V/. Il multiplie pour son roi les délivrances et montre de l’amour pour son Christ (Psaume 17, 51).
De Leurs Saintetés, ton 4 :
V/. Les cieux rendent grâce pour tes merveilles, Seigneur, pour ta fidélité, dans l’assemblée des saints (Psaume 88, 6).

Evangiles
Du dimanche du Fils prodique : Luc (§ 79) XV, 11-32.
Parce que mon fils que voici était mort, et il est ressuscité ; il était perdu, et il est retrouvé.

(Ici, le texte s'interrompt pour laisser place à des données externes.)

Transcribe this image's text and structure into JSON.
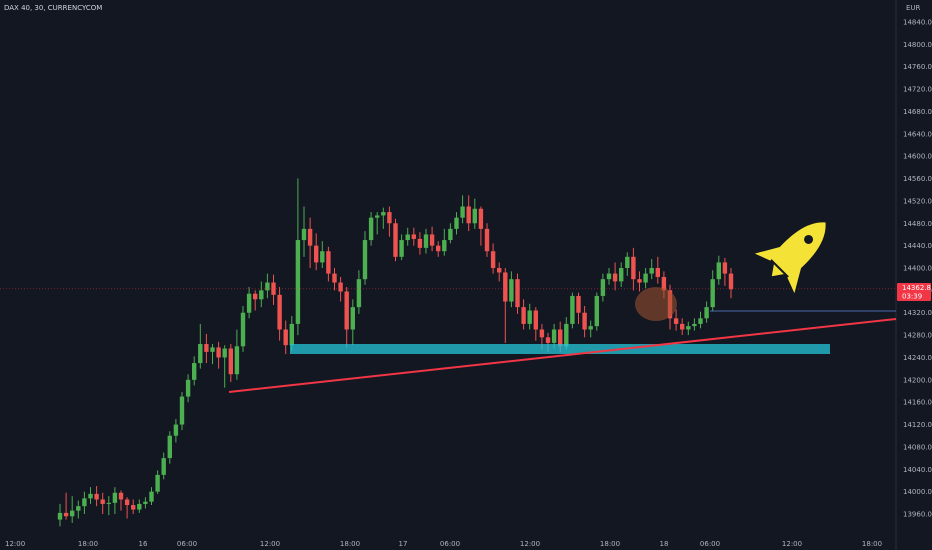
{
  "header": {
    "title": "DAX 40, 30, CURRENCYCOM",
    "currency": "EUR"
  },
  "price_tag": {
    "price": "14362.8",
    "countdown": "03:39"
  },
  "colors": {
    "background": "#131722",
    "up": "#26a69a",
    "up_body": "#4caf50",
    "down": "#ef5350",
    "trendline": "#f23645",
    "zone": "#26c6da",
    "marker": "#f5e236",
    "circle": "#a0522d"
  },
  "chart_data": {
    "type": "candlestick",
    "title": "DAX 40, 30, CURRENCYCOM",
    "ylabel": "EUR",
    "ylim": [
      13940,
      14860
    ],
    "y_ticks": [
      "14840.0",
      "14800.0",
      "14760.0",
      "14720.0",
      "14680.0",
      "14640.0",
      "14600.0",
      "14560.0",
      "14520.0",
      "14480.0",
      "14440.0",
      "14400.0",
      "14360.0",
      "14320.0",
      "14280.0",
      "14240.0",
      "14200.0",
      "14160.0",
      "14120.0",
      "14080.0",
      "14040.0",
      "14000.0",
      "13960.0"
    ],
    "x_ticks": [
      "12:00",
      "18:00",
      "16",
      "06:00",
      "12:00",
      "18:00",
      "17",
      "06:00",
      "12:00",
      "18:00",
      "18",
      "06:00",
      "12:00",
      "18:00"
    ],
    "candles": [
      [
        13950,
        13962,
        13938,
        13978
      ],
      [
        13962,
        13956,
        13950,
        13998
      ],
      [
        13956,
        13966,
        13944,
        13992
      ],
      [
        13966,
        13974,
        13952,
        13984
      ],
      [
        13974,
        13988,
        13960,
        14000
      ],
      [
        13988,
        13996,
        13978,
        14008
      ],
      [
        13996,
        13986,
        13974,
        14010
      ],
      [
        13986,
        13978,
        13960,
        13998
      ],
      [
        13978,
        13980,
        13958,
        13992
      ],
      [
        13980,
        13998,
        13960,
        14008
      ],
      [
        13998,
        13986,
        13966,
        14002
      ],
      [
        13986,
        13976,
        13952,
        13990
      ],
      [
        13976,
        13968,
        13960,
        13986
      ],
      [
        13968,
        13978,
        13962,
        13986
      ],
      [
        13978,
        13982,
        13970,
        13990
      ],
      [
        13982,
        14000,
        13976,
        14008
      ],
      [
        14000,
        14030,
        13996,
        14038
      ],
      [
        14030,
        14060,
        14022,
        14070
      ],
      [
        14060,
        14100,
        14050,
        14108
      ],
      [
        14100,
        14120,
        14088,
        14130
      ],
      [
        14120,
        14170,
        14110,
        14178
      ],
      [
        14170,
        14200,
        14160,
        14210
      ],
      [
        14200,
        14230,
        14190,
        14242
      ],
      [
        14230,
        14264,
        14220,
        14300
      ],
      [
        14264,
        14250,
        14230,
        14282
      ],
      [
        14250,
        14258,
        14228,
        14264
      ],
      [
        14258,
        14240,
        14220,
        14268
      ],
      [
        14240,
        14256,
        14186,
        14262
      ],
      [
        14256,
        14210,
        14196,
        14264
      ],
      [
        14210,
        14260,
        14200,
        14290
      ],
      [
        14260,
        14320,
        14250,
        14332
      ],
      [
        14320,
        14354,
        14310,
        14366
      ],
      [
        14354,
        14344,
        14324,
        14360
      ],
      [
        14344,
        14360,
        14330,
        14376
      ],
      [
        14360,
        14374,
        14346,
        14390
      ],
      [
        14374,
        14352,
        14334,
        14388
      ],
      [
        14352,
        14290,
        14270,
        14366
      ],
      [
        14290,
        14262,
        14246,
        14306
      ],
      [
        14262,
        14300,
        14252,
        14314
      ],
      [
        14300,
        14450,
        14280,
        14560
      ],
      [
        14450,
        14470,
        14420,
        14510
      ],
      [
        14470,
        14440,
        14400,
        14490
      ],
      [
        14440,
        14410,
        14396,
        14462
      ],
      [
        14410,
        14430,
        14400,
        14448
      ],
      [
        14430,
        14390,
        14376,
        14438
      ],
      [
        14390,
        14374,
        14360,
        14400
      ],
      [
        14374,
        14358,
        14340,
        14384
      ],
      [
        14358,
        14290,
        14258,
        14366
      ],
      [
        14290,
        14330,
        14262,
        14344
      ],
      [
        14330,
        14380,
        14318,
        14396
      ],
      [
        14380,
        14450,
        14370,
        14466
      ],
      [
        14450,
        14490,
        14440,
        14500
      ],
      [
        14490,
        14494,
        14460,
        14500
      ],
      [
        14494,
        14500,
        14470,
        14508
      ],
      [
        14500,
        14480,
        14456,
        14510
      ],
      [
        14480,
        14420,
        14412,
        14488
      ],
      [
        14420,
        14450,
        14414,
        14460
      ],
      [
        14450,
        14460,
        14440,
        14472
      ],
      [
        14460,
        14452,
        14440,
        14472
      ],
      [
        14452,
        14436,
        14424,
        14464
      ],
      [
        14436,
        14460,
        14426,
        14470
      ],
      [
        14460,
        14440,
        14430,
        14474
      ],
      [
        14440,
        14430,
        14420,
        14448
      ],
      [
        14430,
        14450,
        14422,
        14470
      ],
      [
        14450,
        14470,
        14444,
        14480
      ],
      [
        14470,
        14490,
        14460,
        14500
      ],
      [
        14490,
        14510,
        14480,
        14530
      ],
      [
        14510,
        14480,
        14466,
        14530
      ],
      [
        14480,
        14506,
        14470,
        14524
      ],
      [
        14506,
        14470,
        14440,
        14510
      ],
      [
        14470,
        14430,
        14420,
        14480
      ],
      [
        14430,
        14400,
        14390,
        14444
      ],
      [
        14400,
        14392,
        14376,
        14410
      ],
      [
        14392,
        14340,
        14266,
        14400
      ],
      [
        14340,
        14380,
        14330,
        14394
      ],
      [
        14380,
        14330,
        14318,
        14390
      ],
      [
        14330,
        14300,
        14290,
        14344
      ],
      [
        14300,
        14324,
        14290,
        14336
      ],
      [
        14324,
        14290,
        14270,
        14330
      ],
      [
        14290,
        14276,
        14254,
        14300
      ],
      [
        14276,
        14266,
        14250,
        14284
      ],
      [
        14266,
        14290,
        14256,
        14300
      ],
      [
        14290,
        14260,
        14250,
        14304
      ],
      [
        14260,
        14300,
        14254,
        14312
      ],
      [
        14300,
        14350,
        14292,
        14356
      ],
      [
        14350,
        14320,
        14300,
        14356
      ],
      [
        14320,
        14290,
        14276,
        14332
      ],
      [
        14290,
        14296,
        14276,
        14306
      ],
      [
        14296,
        14350,
        14288,
        14356
      ],
      [
        14350,
        14380,
        14340,
        14390
      ],
      [
        14380,
        14390,
        14370,
        14400
      ],
      [
        14390,
        14376,
        14360,
        14410
      ],
      [
        14376,
        14400,
        14366,
        14410
      ],
      [
        14400,
        14420,
        14386,
        14428
      ],
      [
        14420,
        14380,
        14360,
        14436
      ],
      [
        14380,
        14374,
        14358,
        14394
      ],
      [
        14374,
        14390,
        14364,
        14400
      ],
      [
        14390,
        14400,
        14380,
        14416
      ],
      [
        14400,
        14384,
        14372,
        14420
      ],
      [
        14384,
        14360,
        14346,
        14394
      ],
      [
        14360,
        14310,
        14290,
        14370
      ],
      [
        14310,
        14300,
        14288,
        14326
      ],
      [
        14300,
        14290,
        14280,
        14310
      ],
      [
        14290,
        14296,
        14280,
        14304
      ],
      [
        14296,
        14300,
        14288,
        14310
      ],
      [
        14300,
        14310,
        14292,
        14322
      ],
      [
        14310,
        14330,
        14302,
        14340
      ],
      [
        14330,
        14380,
        14322,
        14396
      ],
      [
        14380,
        14410,
        14370,
        14422
      ],
      [
        14410,
        14390,
        14368,
        14418
      ],
      [
        14390,
        14362,
        14346,
        14400
      ]
    ]
  }
}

De Leurs Saintetés : Matthieu (§ 11) V, 14–19.
Celui donc qui violera l’un de ces moindres commandements, et qui apprendra aux hommes à les violer, sera regardé dans le royaume des cieux comme le dernier ; mais celui qui fera et enseignera, sera grand dans le royaume des cieux.

Verset de communion
Du dimanche : Louez le Seigneur du haut des cieux, louez-le au plus haut des cieux. (Psaume 148, 1).
De leurs Saintetés : Réjouissez-vous, justes, dans le Seigneur ; aux cœurs droits convient la louange (Psaume 32, 1). Alleluia, alleluia, alleluia.